餃子の王将が絶好調 なぜ、値上げしたのに客が増えているのか?:古田拓也「今更聞けないお金とビジネス」(1/2 ページ)
2024年3月期、餃子の王将を運営する王将フードサービスが初めて売上高1000億円を突破した。同社は値上げを実施したが、その後も客単価のみならず客数も向上させ、売上増を実現している。なぜなのか。
2024年3月期、餃子の王将を運営する王将フードサービスが初めて売上高1000億円を突破した。
2024年7月2日に公表された最新の月次動向でも、既存店売上高は前月比109.5%の77億600万円となり、過去最高売上を更新する見込みだ。
飲食業が広く物価高騰の影響を受ける中、多分に漏れず同社も値上げをした。ただし、値上げ前後で客単価のみならず客数も向上させ、売上増を実現している。なぜなのか。
値上げしたのに客数増──なぜ?
王将フードサービスは6月、物価高騰を受けて価格改定を実施した。一般に飲食店の値上げは消費者離れを招き、売上減少のリスクを伴う。

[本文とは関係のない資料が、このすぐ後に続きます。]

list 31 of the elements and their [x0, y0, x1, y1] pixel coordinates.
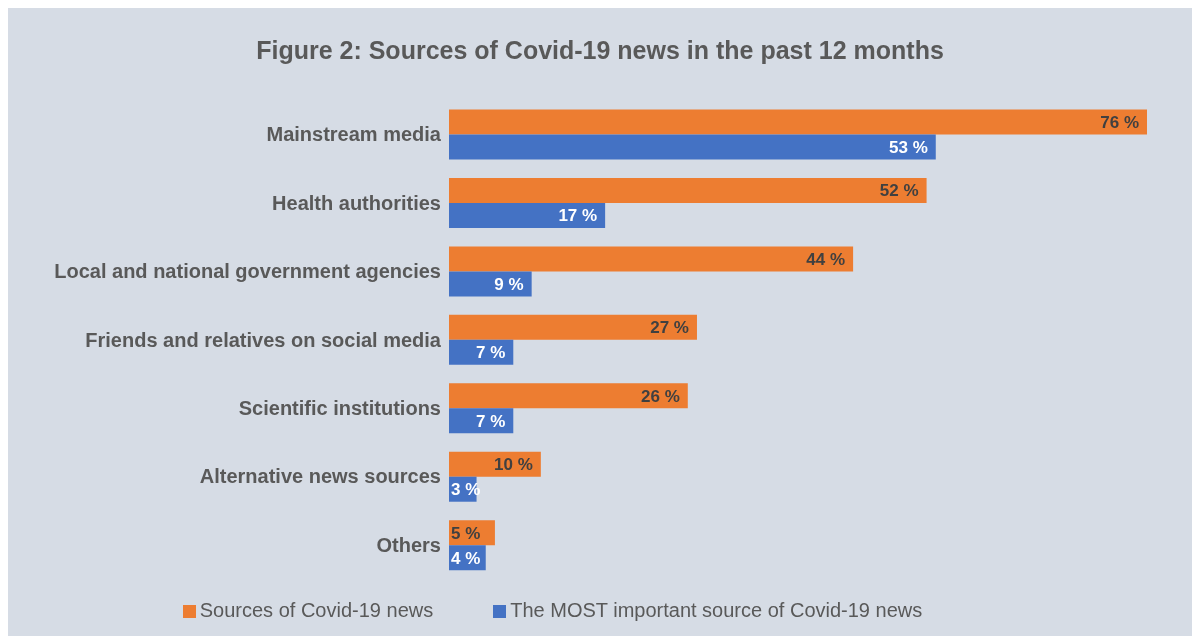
data-label: 17 %	[558, 206, 598, 226]
bar	[449, 178, 927, 204]
bar	[449, 203, 606, 229]
data-label: 44 %	[806, 249, 846, 269]
data-label: 5 %	[451, 523, 481, 543]
data-label: 53 %	[889, 138, 928, 158]
data-label: 26 %	[641, 386, 680, 406]
bar	[449, 246, 854, 272]
bar	[449, 109, 1147, 135]
y-tick-label: Alternative news sources	[199, 465, 441, 488]
y-tick-label: Friends and relatives on social media	[85, 328, 442, 351]
y-tick-label: Health authorities	[272, 191, 441, 214]
bar	[449, 134, 936, 160]
bar	[449, 271, 532, 297]
legend-label: The MOST important source of Covid-19 news	[510, 599, 923, 621]
legend-label: Sources of Covid-19 news	[199, 599, 434, 621]
chart-title: Figure 2: Sources of Covid-19 news in the past 12 months	[255, 35, 945, 64]
data-label: 4 %	[451, 548, 481, 568]
data-label: 7 %	[475, 411, 506, 431]
data-label: 76 %	[1100, 113, 1139, 133]
data-label: 27 %	[650, 318, 689, 338]
data-label: 10 %	[494, 455, 533, 475]
y-tick-label: Scientific institutions	[238, 397, 441, 420]
y-tick-label: Local and national government agencies	[54, 260, 441, 283]
data-label: 9 %	[494, 274, 524, 294]
data-label: 52 %	[879, 181, 919, 201]
y-tick-label: Others	[376, 533, 441, 556]
data-label: 7 %	[475, 343, 506, 363]
bar	[449, 314, 697, 340]
bar	[449, 383, 688, 409]
y-tick-label: Mainstream media	[266, 123, 442, 146]
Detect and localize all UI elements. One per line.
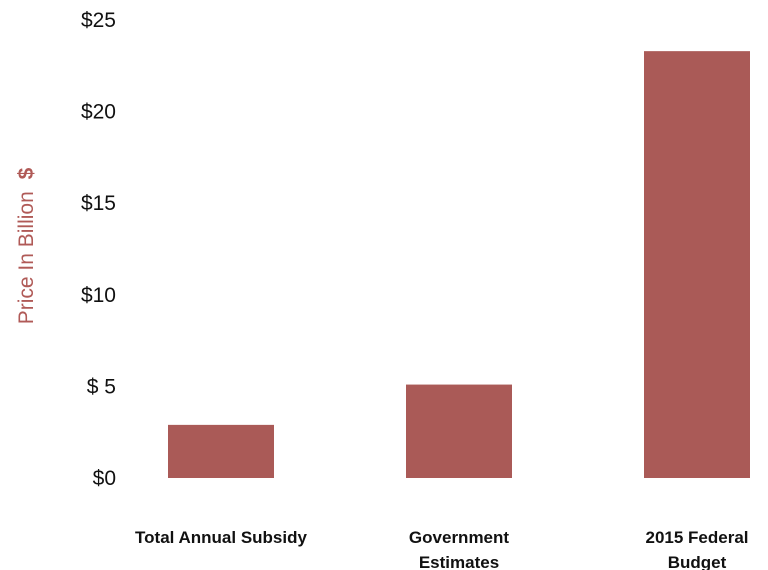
x-category-label: 2015 Federal Budget — [645, 528, 748, 570]
y-tick-label: $25 — [81, 9, 116, 32]
y-tick-label: $15 — [81, 192, 116, 215]
x-category-label: Government Estimates — [409, 528, 509, 570]
x-category-label-line: Budget — [668, 553, 727, 570]
x-category-label-line: Government — [409, 528, 509, 547]
y-axis-ticks: $0 $ 5 $10 $15 $20 $25 — [81, 9, 116, 490]
y-tick-label: $0 — [93, 467, 116, 490]
x-category-label-line: Total Annual Subsidy — [135, 528, 307, 547]
y-tick-label: $ 5 — [87, 375, 116, 398]
bar — [168, 424, 274, 478]
y-axis-label-unit: $ — [15, 167, 38, 179]
x-category-label: Total Annual Subsidy — [135, 528, 307, 547]
y-axis-label-text: Price In Billion — [15, 191, 38, 324]
y-axis-label: Price In Billion $ — [15, 167, 38, 324]
bar — [406, 384, 512, 478]
y-tick-label: $10 — [81, 284, 116, 307]
y-tick-label: $20 — [81, 101, 116, 124]
bar — [644, 51, 750, 478]
x-category-label-line: 2015 Federal — [645, 528, 748, 547]
category-labels: Total Annual Subsidy Government Estimates 2… — [135, 528, 748, 570]
x-category-label-line: Estimates — [419, 553, 499, 570]
bars — [168, 51, 750, 478]
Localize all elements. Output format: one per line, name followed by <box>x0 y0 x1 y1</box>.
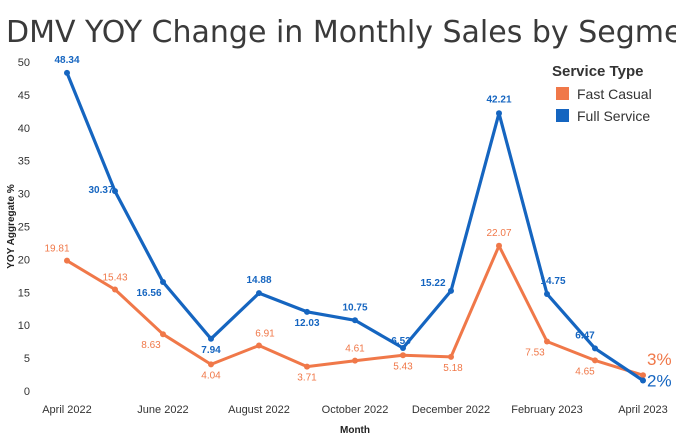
data-label-fast-casual: 4.65 <box>575 366 595 377</box>
end-label-full-service: 2% <box>647 371 672 390</box>
data-point-full-service <box>496 110 502 117</box>
x-axis-ticks: April 2022 June 2022 August 2022 October 20… <box>42 404 668 416</box>
x-tick-label: April 2022 <box>42 404 92 416</box>
data-label-fast-casual: 6.91 <box>255 329 275 340</box>
data-point-fast-casual <box>592 357 598 364</box>
series-fast-casual: 19.81 15.43 8.63 4.04 6.91 3.71 4.61 5.43 5.18 22… <box>44 228 671 384</box>
legend-swatch-full-service <box>556 109 569 122</box>
data-label-full-service: 15.22 <box>420 278 445 289</box>
x-tick-label: October 2022 <box>322 404 389 416</box>
data-label-fast-casual: 22.07 <box>486 228 511 239</box>
data-label-fast-casual: 5.43 <box>393 361 413 372</box>
y-axis-title: YOY Aggregate % <box>6 184 17 269</box>
data-label-full-service: 14.88 <box>246 275 271 286</box>
y-tick-label: 25 <box>18 222 30 234</box>
y-tick-label: 20 <box>18 254 30 266</box>
legend-swatch-fast-casual <box>556 87 569 100</box>
data-point-full-service <box>544 290 550 297</box>
series-full-service: 48.34 30.37 16.56 7.94 14.88 12.03 10.75 6.53 15… <box>54 55 671 391</box>
y-tick-label: 15 <box>18 287 30 299</box>
data-point-fast-casual <box>208 361 214 368</box>
y-tick-label: 10 <box>18 320 30 332</box>
data-label-full-service: 12.03 <box>294 318 319 329</box>
data-point-fast-casual <box>304 363 310 370</box>
legend-label-fast-casual[interactable]: Fast Casual <box>577 86 652 102</box>
data-point-fast-casual <box>544 338 550 345</box>
data-point-fast-casual <box>160 331 166 338</box>
data-label-fast-casual: 4.04 <box>201 370 221 381</box>
data-point-full-service <box>112 188 118 195</box>
data-label-fast-casual: 8.63 <box>141 340 161 351</box>
data-point-full-service <box>304 308 310 315</box>
data-label-fast-casual: 15.43 <box>102 272 127 283</box>
data-label-full-service: 42.21 <box>486 94 511 105</box>
data-label-fast-casual: 3.71 <box>297 373 317 384</box>
x-tick-label: April 2023 <box>618 404 668 416</box>
data-point-fast-casual <box>64 257 70 264</box>
data-point-fast-casual <box>640 372 646 379</box>
y-tick-label: 30 <box>18 189 30 201</box>
legend-title: Service Type <box>552 63 643 80</box>
data-point-fast-casual <box>496 242 502 249</box>
x-tick-label: December 2022 <box>412 404 490 416</box>
y-tick-label: 0 <box>24 386 30 398</box>
data-point-full-service <box>352 317 358 324</box>
x-axis-title: Month <box>340 425 370 436</box>
data-label-full-service: 16.56 <box>136 288 161 299</box>
y-tick-label: 40 <box>18 123 30 135</box>
data-point-fast-casual <box>256 342 262 349</box>
data-point-full-service <box>64 69 70 76</box>
series-layer: 19.81 15.43 8.63 4.04 6.91 3.71 4.61 5.43 5.18 22… <box>44 55 671 391</box>
data-point-full-service <box>400 345 406 352</box>
data-point-full-service <box>160 279 166 286</box>
data-point-fast-casual <box>400 352 406 359</box>
x-tick-label: August 2022 <box>228 404 290 416</box>
data-label-full-service: 6.53 <box>391 336 411 347</box>
data-label-full-service: 10.75 <box>342 302 367 313</box>
data-label-fast-casual: 19.81 <box>44 244 69 255</box>
x-tick-label: June 2022 <box>137 404 188 416</box>
y-tick-label: 5 <box>24 353 30 365</box>
data-label-full-service: 14.75 <box>540 276 565 287</box>
data-label-fast-casual: 5.18 <box>443 363 463 374</box>
data-point-fast-casual <box>352 357 358 364</box>
data-point-full-service <box>592 345 598 352</box>
chart-title: DMV YOY Change in Monthly Sales by Segme… <box>6 15 676 50</box>
data-point-fast-casual <box>112 286 118 293</box>
x-tick-label: February 2023 <box>511 404 583 416</box>
y-tick-label: 35 <box>18 156 30 168</box>
legend[interactable]: Service Type Fast Casual Full Service <box>552 63 652 124</box>
data-point-full-service <box>256 290 262 297</box>
y-axis-ticks: 0 5 10 15 20 25 30 35 40 45 50 <box>18 57 30 398</box>
data-label-full-service: 6.47 <box>575 330 595 341</box>
y-tick-label: 50 <box>18 57 30 69</box>
data-label-full-service: 48.34 <box>54 55 79 66</box>
data-label-fast-casual: 4.61 <box>345 344 365 355</box>
data-point-full-service <box>208 335 214 342</box>
y-tick-label: 45 <box>18 90 30 102</box>
end-label-fast-casual: 3% <box>647 350 672 369</box>
data-label-full-service: 7.94 <box>201 345 221 356</box>
data-point-full-service <box>640 377 646 384</box>
data-point-full-service <box>448 287 454 294</box>
data-point-fast-casual <box>448 353 454 360</box>
data-label-full-service: 30.37 <box>88 185 113 196</box>
legend-label-full-service[interactable]: Full Service <box>577 108 650 124</box>
data-label-fast-casual: 7.53 <box>525 347 545 358</box>
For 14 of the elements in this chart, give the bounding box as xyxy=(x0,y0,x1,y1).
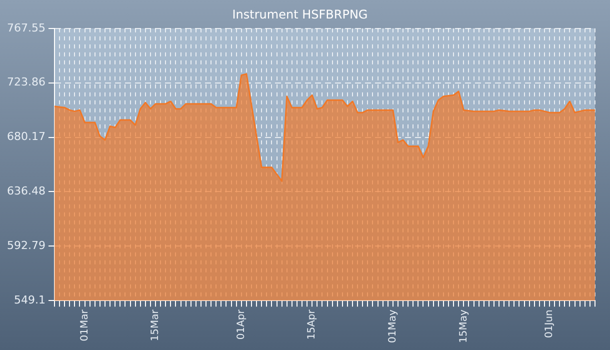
y-tick-label: 723.86 xyxy=(6,76,46,89)
y-tick-label: 592.79 xyxy=(6,239,46,252)
x-tick-label: 01May xyxy=(388,310,399,344)
y-tick-label: 680.17 xyxy=(6,130,46,144)
y-tick-label: 767.55 xyxy=(6,21,46,34)
x-tick-label: 15Mar xyxy=(150,308,162,342)
x-tick-label: 15Apr xyxy=(306,308,318,340)
y-tick-label: 549.1 xyxy=(14,293,46,306)
chart-title: Instrument HSFBRPNG xyxy=(232,7,368,22)
x-tick-label: 15May xyxy=(458,310,470,344)
x-tick-label: 01Apr xyxy=(236,308,247,340)
x-tick-label: 01Mar xyxy=(79,308,90,342)
y-tick-label: 636.48 xyxy=(6,184,46,198)
x-tick-label: 01Jun xyxy=(544,310,556,338)
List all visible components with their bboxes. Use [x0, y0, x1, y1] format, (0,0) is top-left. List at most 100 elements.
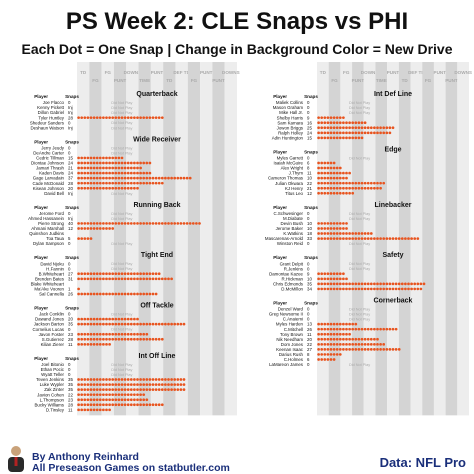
right-snap-dot: [342, 332, 345, 336]
right-snap-dot: [329, 126, 333, 130]
left-snap-dot: [142, 383, 146, 386]
right-snap-dot: [369, 348, 373, 351]
right-snap-dot: [338, 237, 342, 240]
left-snap-dot: [133, 322, 136, 326]
left-snap-dot: [151, 378, 155, 381]
right-player-snaps: 11: [307, 332, 312, 337]
left-player-name: Toa Taua: [46, 236, 64, 241]
right-snap-dot: [326, 277, 330, 281]
right-snap-dot: [335, 353, 339, 356]
left-snap-dot: [98, 161, 102, 165]
left-snap-dot: [111, 393, 115, 397]
right-player-name: Maliek Collins: [276, 100, 304, 105]
left-snap-dot: [117, 171, 121, 175]
right-snap-dot: [345, 131, 348, 135]
left-snap-dot: [136, 332, 139, 336]
right-snap-dot: [357, 282, 361, 286]
right-snap-dot: [366, 337, 370, 341]
right-snap-dot: [338, 191, 342, 195]
left-snap-dot: [176, 222, 180, 225]
left-player-name: David Bell: [44, 191, 64, 196]
left-snap-dot: [83, 378, 87, 381]
right-snap-dot: [354, 136, 358, 140]
right-snap-dot: [320, 181, 324, 185]
left-snap-dot: [92, 161, 96, 165]
left-snap-dot: [139, 171, 142, 175]
left-snap-dot: [133, 332, 136, 336]
left-snap-dot: [160, 116, 164, 120]
left-snap-dot: [117, 156, 121, 160]
left-snap-dot: [123, 222, 127, 225]
right-player-snaps: 12: [307, 191, 312, 196]
right-snap-dot: [326, 181, 330, 185]
left-snap-dot: [117, 337, 121, 341]
right-snap-dot: [404, 287, 407, 291]
right-player-name: Damontae Kazee: [269, 271, 303, 276]
left-snap-dot: [98, 322, 102, 326]
right-snap-dot: [323, 181, 327, 185]
right-snap-dot: [342, 176, 345, 180]
left-snap-dot: [77, 176, 80, 180]
left-snap-dot: [170, 378, 173, 381]
right-player-snaps: 27: [307, 347, 312, 352]
right-snap-dot: [329, 237, 333, 240]
left-snap-dot: [145, 378, 149, 381]
left-snap-dot: [160, 181, 164, 185]
left-snap-dot: [160, 222, 164, 225]
left-drive-header: FG: [191, 78, 198, 83]
right-did-not-play: Did Not Play: [349, 318, 370, 322]
left-snap-dot: [139, 398, 142, 402]
right-snap-dot: [317, 337, 320, 341]
right-snap-dot: [317, 222, 320, 225]
left-snap-dot: [126, 272, 130, 276]
left-snap-dot: [117, 317, 121, 321]
right-drive-header: FG: [425, 78, 432, 83]
left-player-snaps: 28: [68, 181, 73, 186]
left-snap-dot: [126, 337, 130, 341]
left-player-snaps: 20: [68, 317, 73, 322]
right-snap-dot: [345, 176, 348, 180]
left-snap-dot: [89, 408, 93, 412]
left-snap-dot: [80, 332, 84, 336]
right-snap-dot: [323, 227, 327, 230]
left-player-snaps: 22: [68, 392, 73, 397]
right-snap-dot: [363, 237, 367, 240]
right-snap-dot: [348, 136, 351, 140]
right-snap-dot: [369, 342, 373, 346]
left-drive-header: PUNT: [114, 78, 127, 83]
right-snap-dot: [338, 136, 342, 140]
left-did-not-play: Did Not Play: [111, 373, 132, 377]
right-snap-dot: [326, 136, 330, 140]
right-snap-dot: [317, 176, 320, 180]
left-snap-dot: [108, 317, 111, 321]
left-snap-dot: [86, 222, 90, 225]
right-snap-dot: [338, 327, 342, 331]
right-player-snaps: 10: [307, 176, 312, 181]
right-snap-dot: [332, 222, 336, 225]
left-snap-dot: [108, 408, 111, 412]
left-snap-dot: [95, 403, 99, 407]
left-snap-dot: [92, 181, 96, 185]
left-player-name: Tyler Huntley: [38, 115, 64, 120]
left-snap-dot: [86, 237, 90, 240]
right-snap-dot: [332, 272, 336, 276]
right-did-not-play: Did Not Play: [349, 106, 370, 110]
left-snap-dot: [92, 272, 96, 276]
right-drive-header: PUNT: [387, 70, 400, 75]
right-snap-dot: [338, 232, 342, 235]
left-player-snaps: 37: [68, 176, 73, 181]
left-snap-dot: [98, 403, 102, 407]
left-snap-dot: [108, 116, 111, 120]
right-player-name: Mason Graham: [273, 105, 304, 110]
right-snap-dot: [345, 277, 348, 281]
right-player-name: LaMareon James: [269, 362, 304, 367]
left-snap-dot: [102, 181, 105, 185]
left-snap-dot: [120, 378, 124, 381]
left-did-not-play: Did Not Play: [111, 106, 132, 110]
right-snap-dot: [320, 161, 324, 165]
left-snap-dot: [126, 398, 130, 402]
left-snap-dot: [89, 388, 93, 391]
left-snap-dot: [176, 388, 180, 391]
right-drive-header: DOWNS: [454, 70, 472, 75]
right-snap-dot: [366, 131, 370, 135]
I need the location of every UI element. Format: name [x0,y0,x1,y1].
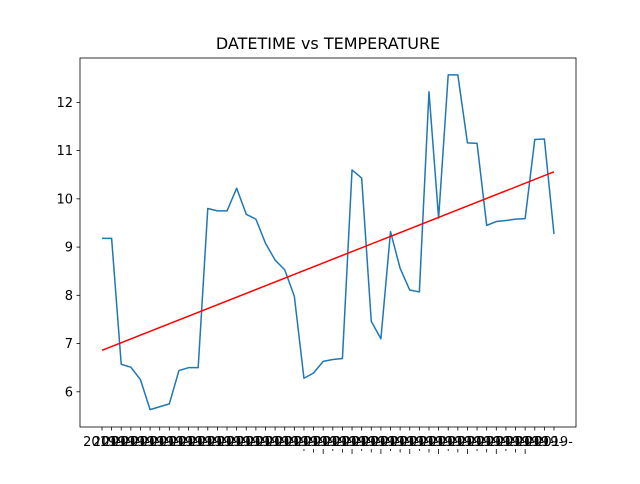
y-tick-label: 7 [65,337,73,352]
chart-title: DATETIME vs TEMPERATURE [216,34,440,53]
y-tick-label: 6 [65,385,73,400]
axes: 67891011122019-2019-2019-2019-2019-2019-… [56,58,576,454]
y-tick-label: 12 [56,96,73,111]
y-tick-label: 9 [65,241,73,256]
y-tick-label: 11 [56,144,73,159]
axes-frame [80,58,576,427]
y-tick-label: 8 [65,289,73,304]
y-tick-label: 10 [56,192,73,207]
plot-area [102,75,554,410]
trend-line [102,172,554,350]
x-tick-label: 2019- [535,435,573,450]
temperature-series-line [102,75,554,410]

6月には、物価高騰を受けて価格改定を実施した。一般に飲食店の値上げは消費者離れを招き、売上減少のリスクを伴う。しかし、餃子の王将では値上げの前後で、客数が増加する現象が起きた。
6月の既存直営店客数は前年同月比で106.5%と伸びており、4月の102%、5月の104%を上回り、月を追うごとに伸長している。「値上げ幅よりも客数の減少が緩やかであれば成功」というのが一般の飲食店の値上げであるが、同社の場合は値上げしても客数が増えるというダブルの成功を実現している。
この成功の要因の一つとして、主要商品のレシピ改良による値上げ効果を各種キャンペーンによるお得感で相殺したことが挙げられる。過去最高の1000億円を売り上げた背景には、この他、価格改定後のブランド価値の維持、調理と接客の質の向上、効果的なマーケティング戦略、テイクアウト・デリバリーの拡充などが決算短信などからも読み取れるが、筆者はより本質的には「直営化」の経営戦略があってこそ成し得たものであると考える。
餃子の王将の計729店のうち直営店は543店、フランチャイズ店は186店だ。6月だけでも直営2店舗が新規開店したほか、フランチャイズから「直営化」した店舗も複数確認できる。
直営全店売上高は29カ月連続で同月比過去最高を更新しており、直営店への力の入れようがうかがえる。
ちなみに、店舗が直営かフランチャイズかは、公式サイトで店舗検索をかければ一目瞭然だ。店舗名の右側に「直営」か「FC」と書いていることで見分けがつく。餃子の王将ファンの間には「直営店で食べたい」というニーズがあり、その見分け方はWebサイトやSNSなどで広く共有されている。
「直営店ニーズ」が存在するのは、中華料理はマニュアル通りに作ろうとしても火の入れ方や鍋の振り方一つで味も変わってしまうもので、体得が難しい部類の料理であることも関係するかもしれない。品質のばらつきを避けたいという潜在的なニーズを「直営化」という戦略で充足させているのだ。